The quick answer is not really.

The correct answer is: There are several programs which will allow you to convert a digital picture to a photo tool path after some manipulation.

Here is what happens in real life.

1. You take a picture.
2. You clean the picture up using photo editing software.
3. You convert the picture to fewer colors or process it is a couple of ways (depending on your needs).
4. You take the picture into a CNC program and generate vectors from the image.
5. Clean up the vectors if required.
6. Generate tool paths from the vectors (several steps involved).
7. Run the tool path in your CAM program (Mach3).
8 Cut the toolpaths.
9. Apply finish.
10. Get paid for your work (usually peanuts).
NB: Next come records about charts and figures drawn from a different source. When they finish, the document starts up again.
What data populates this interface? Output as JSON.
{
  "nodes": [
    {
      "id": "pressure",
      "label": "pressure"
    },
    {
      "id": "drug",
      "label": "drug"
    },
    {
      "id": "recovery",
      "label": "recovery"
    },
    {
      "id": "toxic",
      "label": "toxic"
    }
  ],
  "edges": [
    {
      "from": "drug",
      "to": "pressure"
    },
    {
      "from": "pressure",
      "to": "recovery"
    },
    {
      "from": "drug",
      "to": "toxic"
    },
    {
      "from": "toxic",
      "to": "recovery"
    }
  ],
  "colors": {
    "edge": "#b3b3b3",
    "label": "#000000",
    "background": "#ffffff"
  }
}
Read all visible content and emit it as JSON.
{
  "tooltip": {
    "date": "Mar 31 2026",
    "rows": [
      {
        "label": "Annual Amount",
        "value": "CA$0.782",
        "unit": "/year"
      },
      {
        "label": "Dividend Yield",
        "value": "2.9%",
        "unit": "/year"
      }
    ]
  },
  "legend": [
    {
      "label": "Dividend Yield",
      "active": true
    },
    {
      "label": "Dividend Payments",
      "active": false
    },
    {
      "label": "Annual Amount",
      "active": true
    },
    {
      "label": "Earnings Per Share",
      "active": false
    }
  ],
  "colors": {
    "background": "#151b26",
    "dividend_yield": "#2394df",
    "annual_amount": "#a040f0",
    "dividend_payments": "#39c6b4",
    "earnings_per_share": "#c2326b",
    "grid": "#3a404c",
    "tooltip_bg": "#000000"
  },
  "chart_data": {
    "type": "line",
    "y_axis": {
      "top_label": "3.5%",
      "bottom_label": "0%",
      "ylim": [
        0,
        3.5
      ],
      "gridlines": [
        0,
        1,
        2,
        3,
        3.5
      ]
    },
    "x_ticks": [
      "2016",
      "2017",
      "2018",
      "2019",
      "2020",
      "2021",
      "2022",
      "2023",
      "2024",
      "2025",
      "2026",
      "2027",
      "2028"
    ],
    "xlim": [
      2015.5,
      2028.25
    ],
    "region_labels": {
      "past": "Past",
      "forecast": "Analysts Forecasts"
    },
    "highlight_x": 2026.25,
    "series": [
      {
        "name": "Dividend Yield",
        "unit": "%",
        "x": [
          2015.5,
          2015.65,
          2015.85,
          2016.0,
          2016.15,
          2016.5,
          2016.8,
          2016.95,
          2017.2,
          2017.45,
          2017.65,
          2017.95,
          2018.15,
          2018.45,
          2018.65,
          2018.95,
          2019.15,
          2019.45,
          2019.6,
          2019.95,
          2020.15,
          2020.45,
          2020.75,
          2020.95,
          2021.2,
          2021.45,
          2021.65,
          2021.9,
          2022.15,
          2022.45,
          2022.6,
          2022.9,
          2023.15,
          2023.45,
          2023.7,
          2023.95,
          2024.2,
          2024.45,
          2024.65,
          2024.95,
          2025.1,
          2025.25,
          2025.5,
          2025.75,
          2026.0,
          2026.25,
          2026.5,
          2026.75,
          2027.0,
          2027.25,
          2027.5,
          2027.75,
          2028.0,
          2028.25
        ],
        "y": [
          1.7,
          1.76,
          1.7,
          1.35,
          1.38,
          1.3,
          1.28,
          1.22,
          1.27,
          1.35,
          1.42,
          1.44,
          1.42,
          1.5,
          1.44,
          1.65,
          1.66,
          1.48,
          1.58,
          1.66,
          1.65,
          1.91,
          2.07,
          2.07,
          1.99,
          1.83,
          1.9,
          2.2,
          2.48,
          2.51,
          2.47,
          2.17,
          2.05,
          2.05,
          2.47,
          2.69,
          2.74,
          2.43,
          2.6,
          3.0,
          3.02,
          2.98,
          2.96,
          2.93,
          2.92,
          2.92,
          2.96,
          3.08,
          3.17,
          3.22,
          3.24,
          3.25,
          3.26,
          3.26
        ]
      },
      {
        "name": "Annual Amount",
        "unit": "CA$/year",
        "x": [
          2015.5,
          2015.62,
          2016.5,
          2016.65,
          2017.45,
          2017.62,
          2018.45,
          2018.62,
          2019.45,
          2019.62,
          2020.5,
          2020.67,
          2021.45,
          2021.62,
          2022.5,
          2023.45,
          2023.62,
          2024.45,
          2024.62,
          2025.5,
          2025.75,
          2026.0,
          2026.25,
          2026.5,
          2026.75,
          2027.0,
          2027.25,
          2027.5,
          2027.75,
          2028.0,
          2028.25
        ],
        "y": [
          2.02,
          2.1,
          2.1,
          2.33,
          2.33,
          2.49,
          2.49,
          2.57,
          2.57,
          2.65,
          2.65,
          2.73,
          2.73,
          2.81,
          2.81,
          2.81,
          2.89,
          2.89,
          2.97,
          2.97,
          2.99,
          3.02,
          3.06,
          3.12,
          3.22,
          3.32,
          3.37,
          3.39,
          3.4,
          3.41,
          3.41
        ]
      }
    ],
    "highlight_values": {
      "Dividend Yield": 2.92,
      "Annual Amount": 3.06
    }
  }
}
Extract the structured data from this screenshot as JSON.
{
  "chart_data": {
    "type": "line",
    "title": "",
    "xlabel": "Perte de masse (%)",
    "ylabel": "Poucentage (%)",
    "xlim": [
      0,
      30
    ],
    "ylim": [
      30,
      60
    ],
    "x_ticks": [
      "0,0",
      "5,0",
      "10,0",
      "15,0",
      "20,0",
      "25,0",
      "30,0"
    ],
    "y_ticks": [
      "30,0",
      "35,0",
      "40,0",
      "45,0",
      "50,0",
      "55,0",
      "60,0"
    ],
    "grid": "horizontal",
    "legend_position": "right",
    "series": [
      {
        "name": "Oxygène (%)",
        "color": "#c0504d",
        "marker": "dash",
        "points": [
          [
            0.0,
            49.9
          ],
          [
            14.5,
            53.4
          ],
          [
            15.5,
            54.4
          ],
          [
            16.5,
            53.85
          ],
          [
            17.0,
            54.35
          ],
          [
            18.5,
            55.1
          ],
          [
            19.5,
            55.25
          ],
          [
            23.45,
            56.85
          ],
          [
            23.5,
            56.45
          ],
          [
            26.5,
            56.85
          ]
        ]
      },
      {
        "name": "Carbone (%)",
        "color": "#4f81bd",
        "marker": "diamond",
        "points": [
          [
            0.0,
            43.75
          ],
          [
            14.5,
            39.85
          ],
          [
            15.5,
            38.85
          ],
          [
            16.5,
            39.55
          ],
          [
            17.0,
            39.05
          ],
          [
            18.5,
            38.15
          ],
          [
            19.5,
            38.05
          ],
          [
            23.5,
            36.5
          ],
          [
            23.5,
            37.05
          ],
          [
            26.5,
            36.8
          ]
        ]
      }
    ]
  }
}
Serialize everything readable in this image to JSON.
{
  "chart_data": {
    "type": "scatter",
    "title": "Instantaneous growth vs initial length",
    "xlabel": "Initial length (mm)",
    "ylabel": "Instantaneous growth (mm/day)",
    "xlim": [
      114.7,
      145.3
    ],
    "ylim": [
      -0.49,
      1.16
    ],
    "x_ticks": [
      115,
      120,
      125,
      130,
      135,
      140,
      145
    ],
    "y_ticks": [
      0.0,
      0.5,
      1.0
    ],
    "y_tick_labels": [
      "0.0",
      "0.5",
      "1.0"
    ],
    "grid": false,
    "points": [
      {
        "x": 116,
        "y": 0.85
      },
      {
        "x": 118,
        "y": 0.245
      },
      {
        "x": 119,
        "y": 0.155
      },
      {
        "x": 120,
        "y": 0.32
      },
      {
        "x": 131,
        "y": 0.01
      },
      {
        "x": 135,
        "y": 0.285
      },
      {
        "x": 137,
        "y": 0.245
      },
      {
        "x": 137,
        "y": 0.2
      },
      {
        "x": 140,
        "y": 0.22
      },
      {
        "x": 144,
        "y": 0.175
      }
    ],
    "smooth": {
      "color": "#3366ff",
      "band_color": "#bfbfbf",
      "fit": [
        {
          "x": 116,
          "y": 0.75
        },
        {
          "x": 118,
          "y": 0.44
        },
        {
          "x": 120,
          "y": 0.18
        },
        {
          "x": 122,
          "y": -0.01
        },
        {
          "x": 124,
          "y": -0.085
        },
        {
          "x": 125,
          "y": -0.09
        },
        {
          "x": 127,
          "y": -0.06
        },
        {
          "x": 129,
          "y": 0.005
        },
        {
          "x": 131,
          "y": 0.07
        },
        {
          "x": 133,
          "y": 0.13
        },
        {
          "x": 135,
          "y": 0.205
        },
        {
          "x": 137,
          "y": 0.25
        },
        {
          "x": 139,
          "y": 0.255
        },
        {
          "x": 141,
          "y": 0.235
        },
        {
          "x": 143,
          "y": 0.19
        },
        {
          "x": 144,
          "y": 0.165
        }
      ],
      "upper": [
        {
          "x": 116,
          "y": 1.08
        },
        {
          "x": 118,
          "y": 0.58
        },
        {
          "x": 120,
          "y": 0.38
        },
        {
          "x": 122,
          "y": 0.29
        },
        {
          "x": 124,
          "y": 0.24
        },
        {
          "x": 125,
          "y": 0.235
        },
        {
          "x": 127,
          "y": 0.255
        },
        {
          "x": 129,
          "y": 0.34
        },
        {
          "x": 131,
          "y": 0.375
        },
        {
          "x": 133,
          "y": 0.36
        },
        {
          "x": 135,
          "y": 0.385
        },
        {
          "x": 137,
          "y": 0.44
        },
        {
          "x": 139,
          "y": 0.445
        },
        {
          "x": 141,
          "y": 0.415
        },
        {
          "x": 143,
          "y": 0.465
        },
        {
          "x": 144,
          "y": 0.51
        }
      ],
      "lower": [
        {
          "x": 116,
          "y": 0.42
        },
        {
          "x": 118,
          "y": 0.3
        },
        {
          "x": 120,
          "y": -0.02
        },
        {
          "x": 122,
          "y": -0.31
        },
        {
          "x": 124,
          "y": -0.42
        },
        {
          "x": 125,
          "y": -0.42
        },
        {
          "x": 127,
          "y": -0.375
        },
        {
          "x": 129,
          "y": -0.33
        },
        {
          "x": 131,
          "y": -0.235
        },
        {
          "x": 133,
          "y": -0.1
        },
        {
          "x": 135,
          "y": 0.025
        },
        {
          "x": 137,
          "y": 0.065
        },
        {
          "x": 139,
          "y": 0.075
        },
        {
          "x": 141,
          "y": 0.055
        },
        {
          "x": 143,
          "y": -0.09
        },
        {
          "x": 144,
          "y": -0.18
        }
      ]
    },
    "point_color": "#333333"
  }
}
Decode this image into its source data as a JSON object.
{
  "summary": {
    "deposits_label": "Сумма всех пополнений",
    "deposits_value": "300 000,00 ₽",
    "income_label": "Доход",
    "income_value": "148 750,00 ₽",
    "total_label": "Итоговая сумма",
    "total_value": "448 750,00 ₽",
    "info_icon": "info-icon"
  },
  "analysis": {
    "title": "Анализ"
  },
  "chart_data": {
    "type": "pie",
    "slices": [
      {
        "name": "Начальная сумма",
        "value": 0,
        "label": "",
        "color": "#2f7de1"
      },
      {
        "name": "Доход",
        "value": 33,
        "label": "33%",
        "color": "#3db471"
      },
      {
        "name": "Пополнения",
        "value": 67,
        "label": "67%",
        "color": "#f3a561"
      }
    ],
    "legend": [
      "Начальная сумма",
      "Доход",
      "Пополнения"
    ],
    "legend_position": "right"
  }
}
I recently wrote about this in my blog. Here is a link to one of the articles.
CNC SIGN PROJECTS - VECTRIC PHOTOVCARVE

Bill


----------



## Bradleytavares (Feb 25, 2012)

Check out the CarveWrights abilities for this. Go to carvewright.com home page, to tips and tricks, there you'll find information on photos to carving as well as the pattern store that has over 4000 images then search for 'router' or 'tools'. You're bound to find a router that fit's your needs


----------